Read this interview with Magnus Carlsen and you may get an answer
Question: Mr Carlsen, what is your IQ?
Carlsen: I have no idea. I wouldn’t want to know it anyway. It might turn out to be a nasty surprise.
Question: Why? You are 19 years old and ranked the number one chess player in the world. You must be incredibly clever.
Carlsen: And that’s precisely what would be terrible. Of course it is important for a chess player to be able to concentrate well, but being too intelligent can also be a burden. It can get in your way. I am convinced that the reason the Englishman John Nunn never became world champion is that he is too clever for that.
Question: How that?
Carlsen: At the age of 15, Nunn started studying mathematics in Oxford; he was the youngest student in the last 500 years, and at 23 he did a PhD in algebraic topology. He has so incredibly much in his head. Simply too much. His enormous powers of understanding and his constant thirst for knowledge distracted him from chess.
Question: Things are different in your case?
Carlsen: Right. I am a totally normal guy. My father is considerably more intelligent than I am.
Question: Aha. How many moves can you calculate ahead?
Carlsen: That depends on the game situation. Sometimes 15 to 20. But the trick is to correctly assess the position at the end of the calculation.
Question: You became a grandmaster at the age of 13 years, four months and 27 days; and there has never been a younger number one than you before. What is that due to, if not to your intelligence?

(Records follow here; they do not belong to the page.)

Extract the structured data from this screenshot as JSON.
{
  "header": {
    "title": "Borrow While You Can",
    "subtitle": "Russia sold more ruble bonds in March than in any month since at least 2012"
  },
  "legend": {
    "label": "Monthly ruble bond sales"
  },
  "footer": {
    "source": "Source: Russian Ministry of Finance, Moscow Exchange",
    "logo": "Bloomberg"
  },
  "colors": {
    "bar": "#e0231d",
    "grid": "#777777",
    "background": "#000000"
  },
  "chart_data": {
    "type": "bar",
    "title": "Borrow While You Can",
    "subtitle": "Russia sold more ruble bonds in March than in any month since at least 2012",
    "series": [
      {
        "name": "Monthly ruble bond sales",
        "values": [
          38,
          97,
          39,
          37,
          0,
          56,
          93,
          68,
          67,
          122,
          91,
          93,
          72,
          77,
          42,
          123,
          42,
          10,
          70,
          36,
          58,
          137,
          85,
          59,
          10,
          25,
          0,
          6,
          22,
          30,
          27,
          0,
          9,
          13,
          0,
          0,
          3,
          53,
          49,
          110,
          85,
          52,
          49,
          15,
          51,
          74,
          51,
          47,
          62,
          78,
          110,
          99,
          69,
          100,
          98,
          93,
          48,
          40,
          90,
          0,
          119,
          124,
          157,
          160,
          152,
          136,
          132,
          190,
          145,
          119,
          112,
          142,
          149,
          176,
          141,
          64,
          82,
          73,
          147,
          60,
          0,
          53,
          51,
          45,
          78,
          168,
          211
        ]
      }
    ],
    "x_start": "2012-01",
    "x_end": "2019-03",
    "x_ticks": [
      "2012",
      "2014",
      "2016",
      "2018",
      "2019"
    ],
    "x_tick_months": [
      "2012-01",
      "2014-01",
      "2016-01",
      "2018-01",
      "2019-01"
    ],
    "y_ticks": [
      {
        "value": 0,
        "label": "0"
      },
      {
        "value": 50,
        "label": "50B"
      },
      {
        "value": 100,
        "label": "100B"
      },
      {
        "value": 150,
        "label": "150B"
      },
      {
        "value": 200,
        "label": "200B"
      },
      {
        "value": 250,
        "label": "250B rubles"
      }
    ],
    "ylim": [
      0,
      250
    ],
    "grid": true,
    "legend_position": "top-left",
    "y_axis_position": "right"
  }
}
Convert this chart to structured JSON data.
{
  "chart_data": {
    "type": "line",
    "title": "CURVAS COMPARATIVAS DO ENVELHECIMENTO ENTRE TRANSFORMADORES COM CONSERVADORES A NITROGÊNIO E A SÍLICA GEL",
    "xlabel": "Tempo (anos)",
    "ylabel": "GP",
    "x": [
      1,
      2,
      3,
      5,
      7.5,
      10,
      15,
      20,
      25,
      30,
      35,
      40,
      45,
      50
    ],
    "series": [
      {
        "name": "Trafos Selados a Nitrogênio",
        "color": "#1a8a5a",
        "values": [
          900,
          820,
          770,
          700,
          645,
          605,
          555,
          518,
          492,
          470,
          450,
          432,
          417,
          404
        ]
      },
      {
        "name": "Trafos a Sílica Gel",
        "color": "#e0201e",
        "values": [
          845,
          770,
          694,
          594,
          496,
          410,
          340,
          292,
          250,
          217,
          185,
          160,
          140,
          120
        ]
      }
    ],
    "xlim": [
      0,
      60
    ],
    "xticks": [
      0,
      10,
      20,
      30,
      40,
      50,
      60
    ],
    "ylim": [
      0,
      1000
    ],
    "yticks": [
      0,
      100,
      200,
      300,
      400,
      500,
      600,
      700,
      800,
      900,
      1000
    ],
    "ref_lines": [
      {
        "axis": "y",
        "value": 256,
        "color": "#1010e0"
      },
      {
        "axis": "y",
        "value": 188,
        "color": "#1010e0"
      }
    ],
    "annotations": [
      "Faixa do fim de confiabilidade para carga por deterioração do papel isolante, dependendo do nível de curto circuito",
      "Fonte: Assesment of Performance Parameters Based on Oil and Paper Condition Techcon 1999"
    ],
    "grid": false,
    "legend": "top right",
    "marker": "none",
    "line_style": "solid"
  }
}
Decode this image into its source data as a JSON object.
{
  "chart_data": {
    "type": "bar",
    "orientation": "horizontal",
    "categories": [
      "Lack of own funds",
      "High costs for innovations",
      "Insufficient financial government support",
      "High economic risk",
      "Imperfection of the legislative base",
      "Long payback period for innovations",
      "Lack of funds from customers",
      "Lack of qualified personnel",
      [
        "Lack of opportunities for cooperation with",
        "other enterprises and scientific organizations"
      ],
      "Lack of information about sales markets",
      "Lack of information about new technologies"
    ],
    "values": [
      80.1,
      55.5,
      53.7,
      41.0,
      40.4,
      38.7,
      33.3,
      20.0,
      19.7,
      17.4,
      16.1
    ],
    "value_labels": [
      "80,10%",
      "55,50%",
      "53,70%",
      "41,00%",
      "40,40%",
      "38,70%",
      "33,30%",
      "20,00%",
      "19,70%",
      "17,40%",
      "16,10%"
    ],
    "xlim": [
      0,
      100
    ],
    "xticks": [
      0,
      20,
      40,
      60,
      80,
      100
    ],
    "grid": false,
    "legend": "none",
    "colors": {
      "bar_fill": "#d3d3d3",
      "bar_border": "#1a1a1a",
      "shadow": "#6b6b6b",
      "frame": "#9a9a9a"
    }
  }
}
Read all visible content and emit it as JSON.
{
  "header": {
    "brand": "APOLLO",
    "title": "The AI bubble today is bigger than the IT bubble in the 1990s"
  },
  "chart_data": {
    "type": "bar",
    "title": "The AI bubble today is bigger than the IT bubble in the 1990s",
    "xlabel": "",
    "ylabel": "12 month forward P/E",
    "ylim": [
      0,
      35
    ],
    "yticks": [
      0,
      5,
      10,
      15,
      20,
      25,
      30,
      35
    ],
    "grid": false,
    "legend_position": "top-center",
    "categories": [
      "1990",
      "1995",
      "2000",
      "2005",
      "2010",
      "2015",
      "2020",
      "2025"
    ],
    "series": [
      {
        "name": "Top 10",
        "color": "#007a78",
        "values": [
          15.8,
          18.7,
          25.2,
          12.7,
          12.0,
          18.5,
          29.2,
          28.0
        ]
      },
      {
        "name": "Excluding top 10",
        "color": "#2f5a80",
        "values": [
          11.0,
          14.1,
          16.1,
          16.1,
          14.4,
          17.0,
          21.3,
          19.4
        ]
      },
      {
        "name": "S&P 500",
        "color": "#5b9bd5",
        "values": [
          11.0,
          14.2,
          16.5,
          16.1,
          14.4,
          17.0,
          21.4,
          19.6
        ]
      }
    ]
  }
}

Carlsen: I’m not saying that I am totally stupid. But my success mainly has to do with the fact that I had the opportunity to learn more, more quickly. It has become easier to get hold of information. The players from the Soviet Union used to be at a huge advantage; in Moscow they had access to vast archives, with countless games carefully recorded on index cards. Nowadays anyone can buy this data on DVD for 150 euros; one disk holds 4.5 million games. There are also more books than there used to be. And then of course I started working with a computer earlier than Vladimir Kramnik or Viswanathan Anand.
Question: When exactly?
Carlsen: I was eleven or twelve. I used the computer to prepare for tournaments, and I played on the Internet. Nowadays, children start using a computer at an even earlier age; they are already learning the rules on screen. In that sense I am already old-fashioned. Technological progress leads to younger and younger top players, everywhere in the world.